The underlying differences in belief systems within the small community were laid out. As the plague affected many families with various religious practices, they often abandoned their faith for more magical and questionable beliefs, hoping to save themselves and their families. It soon became apparent that the relative “holiness” of any one religion, or even lack of religion, provided no more protection than the other from the plague. The righteous were no less affected than the sinners. Plague affected almost every family in the town, leaving the survivors scarred in various ways.

Eventually, nature ran its course.

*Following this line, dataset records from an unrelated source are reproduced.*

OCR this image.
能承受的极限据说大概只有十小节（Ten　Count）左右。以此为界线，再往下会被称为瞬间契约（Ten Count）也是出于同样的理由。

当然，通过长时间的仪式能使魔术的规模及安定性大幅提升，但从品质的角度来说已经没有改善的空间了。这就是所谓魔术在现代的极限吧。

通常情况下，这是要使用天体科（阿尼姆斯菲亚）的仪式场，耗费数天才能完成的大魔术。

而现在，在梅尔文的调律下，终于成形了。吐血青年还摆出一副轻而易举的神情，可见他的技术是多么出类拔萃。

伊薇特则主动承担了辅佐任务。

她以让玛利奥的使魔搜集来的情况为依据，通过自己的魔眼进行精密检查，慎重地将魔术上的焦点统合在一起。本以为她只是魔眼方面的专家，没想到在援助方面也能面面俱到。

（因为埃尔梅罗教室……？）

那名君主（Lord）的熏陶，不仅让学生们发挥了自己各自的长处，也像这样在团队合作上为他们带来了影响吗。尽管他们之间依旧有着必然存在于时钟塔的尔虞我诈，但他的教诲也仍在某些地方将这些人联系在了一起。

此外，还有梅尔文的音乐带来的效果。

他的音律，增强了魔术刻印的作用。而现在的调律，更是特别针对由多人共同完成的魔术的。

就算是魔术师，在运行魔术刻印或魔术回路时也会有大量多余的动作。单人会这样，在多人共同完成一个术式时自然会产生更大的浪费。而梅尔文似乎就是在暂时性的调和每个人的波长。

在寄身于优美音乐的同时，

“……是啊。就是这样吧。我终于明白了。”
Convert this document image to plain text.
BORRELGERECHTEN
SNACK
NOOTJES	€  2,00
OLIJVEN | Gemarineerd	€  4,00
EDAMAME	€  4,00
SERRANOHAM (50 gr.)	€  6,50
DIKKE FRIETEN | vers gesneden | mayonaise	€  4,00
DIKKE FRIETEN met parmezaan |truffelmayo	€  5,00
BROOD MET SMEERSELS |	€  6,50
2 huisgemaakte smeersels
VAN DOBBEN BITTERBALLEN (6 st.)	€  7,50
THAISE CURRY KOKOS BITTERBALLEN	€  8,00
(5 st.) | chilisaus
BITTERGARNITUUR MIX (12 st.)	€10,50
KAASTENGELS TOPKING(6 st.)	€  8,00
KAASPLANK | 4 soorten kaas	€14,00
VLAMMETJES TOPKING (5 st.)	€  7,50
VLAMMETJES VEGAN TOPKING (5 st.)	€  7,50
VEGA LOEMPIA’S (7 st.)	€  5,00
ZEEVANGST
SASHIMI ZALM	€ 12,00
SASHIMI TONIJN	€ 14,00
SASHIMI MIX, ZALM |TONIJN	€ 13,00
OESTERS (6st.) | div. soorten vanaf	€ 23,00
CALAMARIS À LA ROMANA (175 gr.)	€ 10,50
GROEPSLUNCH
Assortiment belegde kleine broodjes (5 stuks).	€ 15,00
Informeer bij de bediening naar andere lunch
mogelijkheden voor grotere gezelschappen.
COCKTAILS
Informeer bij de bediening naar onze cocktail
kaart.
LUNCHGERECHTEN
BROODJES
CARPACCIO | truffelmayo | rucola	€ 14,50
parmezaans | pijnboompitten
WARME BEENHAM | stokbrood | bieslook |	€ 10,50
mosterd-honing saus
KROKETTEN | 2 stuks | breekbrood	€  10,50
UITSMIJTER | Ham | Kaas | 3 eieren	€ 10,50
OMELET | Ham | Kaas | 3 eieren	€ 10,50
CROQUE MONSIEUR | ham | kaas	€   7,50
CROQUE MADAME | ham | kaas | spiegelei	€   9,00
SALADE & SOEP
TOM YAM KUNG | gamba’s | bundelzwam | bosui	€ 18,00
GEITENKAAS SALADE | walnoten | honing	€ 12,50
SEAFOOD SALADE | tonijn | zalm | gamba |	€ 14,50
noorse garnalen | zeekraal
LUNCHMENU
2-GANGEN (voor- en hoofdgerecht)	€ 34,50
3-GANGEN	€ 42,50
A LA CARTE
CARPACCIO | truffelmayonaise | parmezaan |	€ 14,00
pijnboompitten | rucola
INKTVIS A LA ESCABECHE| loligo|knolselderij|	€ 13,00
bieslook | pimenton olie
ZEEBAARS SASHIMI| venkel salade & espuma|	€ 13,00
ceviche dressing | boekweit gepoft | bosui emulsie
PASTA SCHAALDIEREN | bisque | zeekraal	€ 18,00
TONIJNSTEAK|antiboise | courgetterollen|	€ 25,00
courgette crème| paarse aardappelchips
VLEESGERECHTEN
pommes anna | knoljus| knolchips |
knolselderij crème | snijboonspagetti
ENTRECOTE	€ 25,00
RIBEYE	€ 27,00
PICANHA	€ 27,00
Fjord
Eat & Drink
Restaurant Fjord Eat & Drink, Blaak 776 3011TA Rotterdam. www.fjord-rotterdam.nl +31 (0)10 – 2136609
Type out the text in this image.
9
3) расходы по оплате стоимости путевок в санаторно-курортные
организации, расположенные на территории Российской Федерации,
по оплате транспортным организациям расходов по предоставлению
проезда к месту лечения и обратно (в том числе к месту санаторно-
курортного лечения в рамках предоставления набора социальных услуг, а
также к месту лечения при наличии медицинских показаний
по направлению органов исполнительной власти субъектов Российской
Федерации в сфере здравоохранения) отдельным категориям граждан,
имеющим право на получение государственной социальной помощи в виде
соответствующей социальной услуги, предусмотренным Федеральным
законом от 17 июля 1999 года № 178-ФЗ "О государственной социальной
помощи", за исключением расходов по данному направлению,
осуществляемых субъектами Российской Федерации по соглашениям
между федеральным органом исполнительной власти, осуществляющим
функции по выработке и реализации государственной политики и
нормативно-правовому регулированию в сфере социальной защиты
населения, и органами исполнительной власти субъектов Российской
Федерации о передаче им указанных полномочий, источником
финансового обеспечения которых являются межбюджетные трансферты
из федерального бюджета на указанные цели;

About half the town survived and the plague faded away and people once again went about the business of living.

I still pray. I pray for myself, my family, and for those I know only slightly. I pray for my country and the world. Do my prayers make it to God’s ears and change the course of nature? I don’t know, but they make me feel better.

I’m thinking I need to get back to following the example of the most admirable characters in “Year of Wonders” and actually offer others more of my services along with my prayers. The effect could be far greater.